A pesar de lo que pudiera parecer a primera vista, festejar un día, un acontecimiento, requiere mucha conciencia de lo que se está haciendo, lo que no quiere decir que haya que tener la expresión de la cara como un palo seco.
La capacidad para la fiesta, para la conmemoración, para juntarse más de dos personas entorno a un acontecimiento, es una de las pruebas más evidentes del avance de las civilizaciones. A medida que se acumulan motivos para la celebración, el ser humano se humaniza más si cabe, porque, de algún modo, la celebración tiene algo de abstracción, es la aplicación de una categoría de pensamiento que lleva a unas conclusiones. Celebrar un cumpleaños es, quizá, el escalón más bajo de las distintas celebraciones, también una de las más entrañables.
Me gusta celebrar sin alharacas mi cumpleaños, prefiero que esta jornada sea un tiempo para la contemplación (si uno supiera y pudiera), para el paréntesis, para hacerse un poco tierra y dejarse empapar por el cariño de quienes le rodean, como los surcos permiten que la lluvia penetre en sus entrañas.
En un momento de la civilización en que avanzar en edad no gusta demasiado, me considero un bicho raro.

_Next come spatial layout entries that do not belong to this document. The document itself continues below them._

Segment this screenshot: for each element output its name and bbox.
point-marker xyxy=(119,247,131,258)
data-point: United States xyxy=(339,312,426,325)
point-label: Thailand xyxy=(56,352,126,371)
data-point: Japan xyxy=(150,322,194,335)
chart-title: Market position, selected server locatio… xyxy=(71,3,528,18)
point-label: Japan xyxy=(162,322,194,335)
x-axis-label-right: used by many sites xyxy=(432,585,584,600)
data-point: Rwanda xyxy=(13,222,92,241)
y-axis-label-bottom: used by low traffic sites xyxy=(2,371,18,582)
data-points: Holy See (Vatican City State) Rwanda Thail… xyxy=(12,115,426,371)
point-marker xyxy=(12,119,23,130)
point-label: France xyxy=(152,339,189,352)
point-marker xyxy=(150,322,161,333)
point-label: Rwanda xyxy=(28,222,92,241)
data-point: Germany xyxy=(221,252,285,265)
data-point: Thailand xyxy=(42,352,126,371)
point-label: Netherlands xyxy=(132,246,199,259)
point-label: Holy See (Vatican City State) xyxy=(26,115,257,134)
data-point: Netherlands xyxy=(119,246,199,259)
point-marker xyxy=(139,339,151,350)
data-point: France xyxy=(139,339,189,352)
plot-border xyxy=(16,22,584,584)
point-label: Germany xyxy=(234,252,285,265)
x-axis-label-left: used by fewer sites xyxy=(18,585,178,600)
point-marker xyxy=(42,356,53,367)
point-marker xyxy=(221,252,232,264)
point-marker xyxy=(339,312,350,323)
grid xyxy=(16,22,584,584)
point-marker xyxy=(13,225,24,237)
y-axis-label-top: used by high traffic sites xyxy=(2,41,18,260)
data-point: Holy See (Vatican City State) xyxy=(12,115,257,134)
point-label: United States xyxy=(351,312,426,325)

No me importa haber alcanzado los cincuenta. No aspiro, —nunca lo he hecho—, al don de la eterna juventud. Quizá, por no tener esperanza en semejante asunto, mi interior siente como hace años. Continúo con la misma cabecita de chorlito, continúo soñando con proyectos, continúo aspirando a aprender.
Es verdad que el cuerpo declina. Hasta ahora de modo casi imperceptible, detalles tan pequeños que, incluso a veces mí mismo me pasan desapercibidos… Pero es precisamente ese viaje del organismo el que menos obsesiona. No es que desprecie estos leves quebrantos. Al contrario, soy muy consciente de la importancia absoluta que tiene la salud. Sin salud el resto es, simple y llanamente, imposible.
Sin embargo, envejecer por dentro me importaría mucho más; me preocuparía mucho percibir que las arrugas de la piel —como sublimándose— se trasladan hacia dentro e invaden el territorio inefable que unos llaman conciencia, otros psiqué, otros alma, otros espíritu.
Allí, algunas veces, algunos días, algunos momentos de algunos días, todavía me encuentro con aquel niño a quien le latía el corazón a toda velocidad cuando algo le emocionaba especialmente. Allí todavía me encuentro con el asombro ante las nubes o las sonrisas. Allí todavía me encuentro con la capacidad para rebelarme contra tantas cosas, aunque levante poco la voz.
Hoy es día para contemplar, para dar gracias. Hoy hay que trazar con pulso firme un paréntesis en la cotidianidad.
Hoy es un hito en el camino. Junto a él han situado cómodos asientos bajo la sombra refrescante y ante un paisaje que, a pesar de algunas zonas sombrías, tiende hacia la hermosura e invita al silencio admirado: la vida es un prodigio, siempre, y tener la suerte de disfrutarla junto a personas a las que quieres y que te quieren, es un milagro.
Aunque sólo sea una vez al año, semejante portento merece la contemplación sosegada. Una vez el año conviene dar gracias por ser protagonista de un milagro.